Just as this protest movement give us hope that change is coming to the nations' economies, so there is hope for the future of our environment, ironically, from the most dire consequence of the misalliance of population explosion and neo-con capitalism, i.e. from climate change. Consumerism has devastated the planet. With over 50% of the world's forests already lost, the planet is wheezing on only one lung; global temperatures are rising at an ever increasing rate, melting polar ice and mountain glaciers at a rate that sees oceans rise and drinking water evaporate; storms are striking the earth with increasing intensity and frequency, devastating especially coastal lands; the warming of air and water has triggered the largest global species extinction since the last asteroid struck and wiped out the dinosaurs; and, evidently, the frequency of earthquakes is on the increase. These developments will continue to accelerate and intensify in the years to come.
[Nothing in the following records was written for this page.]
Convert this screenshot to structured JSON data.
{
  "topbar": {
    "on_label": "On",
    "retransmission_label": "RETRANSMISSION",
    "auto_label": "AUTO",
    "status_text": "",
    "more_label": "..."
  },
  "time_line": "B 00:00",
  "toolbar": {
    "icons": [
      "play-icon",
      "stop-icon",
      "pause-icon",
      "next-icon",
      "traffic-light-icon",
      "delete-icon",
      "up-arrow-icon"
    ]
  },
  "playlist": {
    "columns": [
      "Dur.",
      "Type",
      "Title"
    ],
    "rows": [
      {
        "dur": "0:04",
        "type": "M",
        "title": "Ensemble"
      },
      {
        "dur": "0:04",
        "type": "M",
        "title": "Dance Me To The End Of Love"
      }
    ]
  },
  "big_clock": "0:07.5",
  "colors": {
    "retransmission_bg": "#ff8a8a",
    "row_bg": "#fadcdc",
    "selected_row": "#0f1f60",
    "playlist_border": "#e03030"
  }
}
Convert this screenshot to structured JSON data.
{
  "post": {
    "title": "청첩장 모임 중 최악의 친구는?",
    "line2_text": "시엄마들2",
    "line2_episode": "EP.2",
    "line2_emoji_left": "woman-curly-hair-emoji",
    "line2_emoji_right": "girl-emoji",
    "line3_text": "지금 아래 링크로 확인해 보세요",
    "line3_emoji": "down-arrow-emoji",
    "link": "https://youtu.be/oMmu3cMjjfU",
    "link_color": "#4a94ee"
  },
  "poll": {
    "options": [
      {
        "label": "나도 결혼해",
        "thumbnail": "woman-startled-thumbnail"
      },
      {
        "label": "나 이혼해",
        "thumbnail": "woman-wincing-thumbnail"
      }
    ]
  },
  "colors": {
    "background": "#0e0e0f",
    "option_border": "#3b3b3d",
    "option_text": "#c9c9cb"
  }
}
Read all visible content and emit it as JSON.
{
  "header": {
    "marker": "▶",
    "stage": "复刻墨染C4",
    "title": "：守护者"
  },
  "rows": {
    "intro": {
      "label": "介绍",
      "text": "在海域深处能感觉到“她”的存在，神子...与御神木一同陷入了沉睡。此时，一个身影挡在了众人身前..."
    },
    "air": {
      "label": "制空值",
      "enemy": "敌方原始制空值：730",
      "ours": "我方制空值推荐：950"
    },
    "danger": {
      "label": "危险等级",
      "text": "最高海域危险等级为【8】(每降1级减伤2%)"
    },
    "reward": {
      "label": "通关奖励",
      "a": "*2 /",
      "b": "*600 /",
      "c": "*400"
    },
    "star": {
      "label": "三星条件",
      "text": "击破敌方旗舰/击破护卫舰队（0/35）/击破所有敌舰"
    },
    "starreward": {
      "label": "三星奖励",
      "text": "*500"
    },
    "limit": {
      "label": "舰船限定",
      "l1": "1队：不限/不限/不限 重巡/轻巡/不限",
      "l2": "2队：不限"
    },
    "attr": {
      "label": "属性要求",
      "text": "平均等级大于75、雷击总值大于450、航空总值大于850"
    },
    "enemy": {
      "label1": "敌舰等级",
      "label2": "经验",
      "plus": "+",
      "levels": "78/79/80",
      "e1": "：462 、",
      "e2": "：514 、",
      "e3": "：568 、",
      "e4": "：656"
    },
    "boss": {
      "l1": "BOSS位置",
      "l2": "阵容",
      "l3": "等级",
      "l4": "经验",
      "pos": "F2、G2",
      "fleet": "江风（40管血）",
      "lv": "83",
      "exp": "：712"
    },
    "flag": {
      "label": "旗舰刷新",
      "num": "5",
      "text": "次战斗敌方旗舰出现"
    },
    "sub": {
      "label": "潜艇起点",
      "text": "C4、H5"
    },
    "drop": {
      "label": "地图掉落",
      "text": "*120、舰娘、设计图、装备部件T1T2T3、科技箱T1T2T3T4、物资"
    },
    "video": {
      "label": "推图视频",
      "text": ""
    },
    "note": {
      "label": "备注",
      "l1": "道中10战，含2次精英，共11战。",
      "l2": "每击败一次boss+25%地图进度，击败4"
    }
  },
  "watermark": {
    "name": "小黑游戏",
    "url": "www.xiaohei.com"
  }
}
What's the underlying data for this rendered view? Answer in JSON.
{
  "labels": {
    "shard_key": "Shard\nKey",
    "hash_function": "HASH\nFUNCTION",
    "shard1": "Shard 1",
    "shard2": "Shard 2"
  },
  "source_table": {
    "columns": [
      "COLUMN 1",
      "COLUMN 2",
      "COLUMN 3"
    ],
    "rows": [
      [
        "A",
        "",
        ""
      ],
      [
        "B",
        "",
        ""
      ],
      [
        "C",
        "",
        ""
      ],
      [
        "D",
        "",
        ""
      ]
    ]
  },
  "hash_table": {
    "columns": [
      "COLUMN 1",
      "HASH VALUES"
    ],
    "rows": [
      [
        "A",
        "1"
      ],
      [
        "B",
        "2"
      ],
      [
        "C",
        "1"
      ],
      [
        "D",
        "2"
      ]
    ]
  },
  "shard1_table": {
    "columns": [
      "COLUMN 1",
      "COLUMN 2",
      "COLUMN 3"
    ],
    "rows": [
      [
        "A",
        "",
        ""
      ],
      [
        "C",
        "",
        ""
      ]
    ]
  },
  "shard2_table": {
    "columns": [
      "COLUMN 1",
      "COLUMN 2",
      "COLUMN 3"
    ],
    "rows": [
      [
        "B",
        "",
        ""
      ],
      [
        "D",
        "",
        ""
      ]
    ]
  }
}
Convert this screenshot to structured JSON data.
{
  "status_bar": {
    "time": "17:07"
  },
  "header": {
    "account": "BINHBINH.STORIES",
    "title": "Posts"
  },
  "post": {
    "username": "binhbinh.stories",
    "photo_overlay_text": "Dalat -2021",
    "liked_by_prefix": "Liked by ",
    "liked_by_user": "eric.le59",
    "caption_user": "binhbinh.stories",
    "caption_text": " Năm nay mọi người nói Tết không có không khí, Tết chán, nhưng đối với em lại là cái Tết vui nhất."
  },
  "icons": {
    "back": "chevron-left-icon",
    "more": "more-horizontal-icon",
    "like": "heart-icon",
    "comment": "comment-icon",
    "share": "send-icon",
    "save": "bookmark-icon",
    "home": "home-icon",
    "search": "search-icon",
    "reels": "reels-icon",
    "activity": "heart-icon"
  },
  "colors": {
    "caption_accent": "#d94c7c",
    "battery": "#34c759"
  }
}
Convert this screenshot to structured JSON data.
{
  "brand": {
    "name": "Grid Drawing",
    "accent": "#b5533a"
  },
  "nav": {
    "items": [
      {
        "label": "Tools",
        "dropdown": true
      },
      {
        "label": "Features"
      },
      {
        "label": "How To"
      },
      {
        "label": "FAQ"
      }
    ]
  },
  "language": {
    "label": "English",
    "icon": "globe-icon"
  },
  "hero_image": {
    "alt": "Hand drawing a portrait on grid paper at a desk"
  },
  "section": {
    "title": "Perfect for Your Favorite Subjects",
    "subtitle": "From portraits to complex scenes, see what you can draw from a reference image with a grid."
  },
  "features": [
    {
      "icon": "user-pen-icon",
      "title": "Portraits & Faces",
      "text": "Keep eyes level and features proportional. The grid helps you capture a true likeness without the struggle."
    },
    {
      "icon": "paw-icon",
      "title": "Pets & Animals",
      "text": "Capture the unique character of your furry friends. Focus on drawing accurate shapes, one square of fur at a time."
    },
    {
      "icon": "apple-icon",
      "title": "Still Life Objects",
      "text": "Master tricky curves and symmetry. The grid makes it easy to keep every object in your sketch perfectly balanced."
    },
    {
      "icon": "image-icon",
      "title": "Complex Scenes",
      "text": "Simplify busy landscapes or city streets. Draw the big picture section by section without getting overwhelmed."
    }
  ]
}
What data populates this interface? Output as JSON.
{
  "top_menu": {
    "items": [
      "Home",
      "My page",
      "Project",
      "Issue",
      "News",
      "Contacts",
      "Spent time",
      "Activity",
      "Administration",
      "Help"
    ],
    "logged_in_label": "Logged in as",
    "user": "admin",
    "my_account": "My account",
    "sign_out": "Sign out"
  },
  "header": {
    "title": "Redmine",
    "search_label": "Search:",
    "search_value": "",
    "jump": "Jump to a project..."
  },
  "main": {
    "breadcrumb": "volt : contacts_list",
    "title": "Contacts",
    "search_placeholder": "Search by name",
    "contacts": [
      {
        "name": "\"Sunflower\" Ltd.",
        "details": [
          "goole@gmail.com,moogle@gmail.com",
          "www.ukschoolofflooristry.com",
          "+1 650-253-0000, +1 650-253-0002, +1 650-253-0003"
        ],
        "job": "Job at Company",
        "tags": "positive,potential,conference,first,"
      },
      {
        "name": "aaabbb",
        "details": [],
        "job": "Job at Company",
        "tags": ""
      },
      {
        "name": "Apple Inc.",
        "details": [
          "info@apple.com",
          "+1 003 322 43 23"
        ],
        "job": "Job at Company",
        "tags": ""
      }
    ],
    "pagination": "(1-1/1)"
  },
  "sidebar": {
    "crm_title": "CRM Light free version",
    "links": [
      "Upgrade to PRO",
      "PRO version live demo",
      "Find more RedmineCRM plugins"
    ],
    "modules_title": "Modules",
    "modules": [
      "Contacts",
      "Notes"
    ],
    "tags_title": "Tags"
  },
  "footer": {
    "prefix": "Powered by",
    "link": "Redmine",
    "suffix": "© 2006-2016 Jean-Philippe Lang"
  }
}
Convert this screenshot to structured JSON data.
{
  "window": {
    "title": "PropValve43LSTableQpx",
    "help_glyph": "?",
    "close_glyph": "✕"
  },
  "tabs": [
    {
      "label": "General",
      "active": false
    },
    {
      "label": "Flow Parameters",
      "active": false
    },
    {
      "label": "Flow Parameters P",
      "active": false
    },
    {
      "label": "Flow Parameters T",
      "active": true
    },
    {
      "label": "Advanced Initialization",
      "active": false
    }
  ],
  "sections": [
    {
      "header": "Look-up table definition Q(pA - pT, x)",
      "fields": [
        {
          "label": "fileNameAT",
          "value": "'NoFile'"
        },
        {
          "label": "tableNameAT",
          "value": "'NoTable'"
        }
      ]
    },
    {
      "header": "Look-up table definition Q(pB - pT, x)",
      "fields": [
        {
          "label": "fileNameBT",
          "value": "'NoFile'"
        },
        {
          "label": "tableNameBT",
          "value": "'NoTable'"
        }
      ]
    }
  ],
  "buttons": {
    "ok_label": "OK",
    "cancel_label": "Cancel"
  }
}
The good thing is that such environmental disasters, along with the imminent economic collapse, affect us all. They are there for all to see. The spitlickers of the world's profiteers in politics and the media cannot hide these calamities from us behind their customary demagoguery. As a result, in the last decade, protest has been growing everywhere. People are waking up. A plethora of books has been and continues to be published that analyze our dilemma and offer ways of dealing with it. Organizations and communities have sprung up to work towards and establish a self-sustaining way of life. As yet they're but a drop in the bucket, inadequate to the force of the catastrophes facing us. But many drops make a river, and our best hope is that this river soon gathers enough strength to sweep away the ideologies and practices responsible for the destruction of our planet.
It's not too late to preserve a viable habitat for some of our children's children. And Humanists want to be in the vanguard for change that enables a sustainable presence of all creatures on this earth. Last week, as part of a celebration at the University of Waterloo's Perimeter Institute for Theoretical Physics, I heard the eminent cosmologist Stephen Hawking speculate that if human activity makes life impossible for us on this planet we may have to travel out into space to find another planet to populate. That dream is an expression of the very hubris that is our undoing. Neither sci-fi fantasies nor appeals to some supernatural intelligence are going to save us.
Humanists know that only a bold rational approach to our problems may enable us to survive the disasters that are now upon us. That is why, as we go to print, the national association of Humanists, Humanist Canada, is hosting a conference in Toronto entitled "Planetary Overload – Survival of the Human Species". Its president, Simon Parcher, has gathered eminent specialists from different fields, including environmentalists and behavoural psychologists, to address the biggest challenge of historical time. The conference is designed to help put humankind on a viable path into the future – a future that demands from us a profound change of lifestyle, one that calls for modesty and humility, respect for the earth and all its living creatures, a commitment to retrenchment instead of obsessive growth, to fair sharing instead of rampant greed, and for the active acknowledgment that we are not masters of our earth but its children, ever at the mercy of its intricate superior powers.